His job was to create a digital "living atlas" in response to concerns raised during a series of workshops UNBC hosted focused on conservation in the B.C. Peace region.

"One of the things that participants had expressed frustration with was the inability to share mapping data between organizations," Burkhart said. "And so, one of the recommendations was the building of some sort of central hub, specifically for spatial mapping data related to land use planning and conservation in the region."

By the time he had finished the project, he had a full-time job at Y2Y, a joint Canada-U.S. not-for-profit organization that connects and protects habitat along the Rocky Mountains from Yellowstone to Yukon, and is now living in Chetwynd.

"It worked for me," Burkhart said.

"I got the job I was looking for before I had even finished my thesis - much to the chagrin of my supervisors who are now bugging me to get it done, but I guess that's one of those good problems."

Mitacs is a national, not-for-profit organization that has designed and delivered research and training programs in Canada for 15 years.

"Working with 60 universities, thousands of companies, and both federal and provincial governments, we build partnerships that support industrial and social innovation in Canada," according to the Mitacs website.

Burkhart said Mitacs provided about half the funding for his internship, while the Vancouver Foundation also contributed.

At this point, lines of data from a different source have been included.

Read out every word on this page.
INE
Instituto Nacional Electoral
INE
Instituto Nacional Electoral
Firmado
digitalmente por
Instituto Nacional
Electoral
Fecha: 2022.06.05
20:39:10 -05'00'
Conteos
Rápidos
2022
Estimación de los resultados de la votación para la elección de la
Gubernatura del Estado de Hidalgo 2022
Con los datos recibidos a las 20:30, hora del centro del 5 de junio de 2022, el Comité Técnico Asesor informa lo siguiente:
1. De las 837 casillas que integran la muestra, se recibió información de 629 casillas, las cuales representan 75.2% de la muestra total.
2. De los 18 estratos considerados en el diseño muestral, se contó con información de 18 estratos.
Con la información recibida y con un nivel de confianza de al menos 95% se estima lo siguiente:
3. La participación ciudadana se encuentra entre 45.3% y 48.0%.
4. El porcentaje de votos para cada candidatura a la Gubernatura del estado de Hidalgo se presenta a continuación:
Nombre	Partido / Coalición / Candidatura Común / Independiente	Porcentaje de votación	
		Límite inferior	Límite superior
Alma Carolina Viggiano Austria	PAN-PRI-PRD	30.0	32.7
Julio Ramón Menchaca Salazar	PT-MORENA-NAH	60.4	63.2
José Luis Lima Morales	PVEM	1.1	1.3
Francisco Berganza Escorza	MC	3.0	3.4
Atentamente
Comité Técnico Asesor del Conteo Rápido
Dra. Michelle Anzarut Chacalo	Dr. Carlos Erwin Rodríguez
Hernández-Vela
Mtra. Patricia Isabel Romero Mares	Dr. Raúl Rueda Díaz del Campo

He also credited his thesis supervisors, Pam Wright and Phil Mullins, for helping him to identify the opportunity.

Given his experience with the program, Burkhart applauded a recent provincial government decision to contribute $6 million to Mitacs as part of its recently announced Tech Strategy.

"It's very competitive out there for grad students, not just for funding but for internships and for the job market afterwards, and so a program like Mitacs that helps with all of those concerns, it was really lucky for me. I got a job before I graduated. I can't praise UNBC and Mitacs enough."

The atlas maps out the Peace River Break region, providing an online source of sharable data for the area. It's called the Peace River Break because the Peace River Valley is the only part of of the Canadian Rockies that "breaks east" across the mountains.

"It's actually breaking the mountain chain and so it funnels this warm Pacific air into the region so the Peace River region has its own unique micro-climate," Burkhart said.

Prior to enrolling at UNBC, Burkhart, who grew up in Chilliwack, was an operations manager for B.C. Parks.

"It was a great job but it didn't have a lot of mobility or room to grow, especially with the shrinking public service side of B.C. Parks so I was looking for a position with a non-profit organization so I could still do work on the land but be able to make some change as well," Burkhart said.

"UNBC had a great program that met a lot of the criteria that my initial job search had looked up. The natural resources and environment studies program is pretty widely respected."

Burkhart's job now is to identify projects in the Peace River Break that Y2Y can support and drive forward its vision for the region. It means working with First Nations, various community groups and branches of government.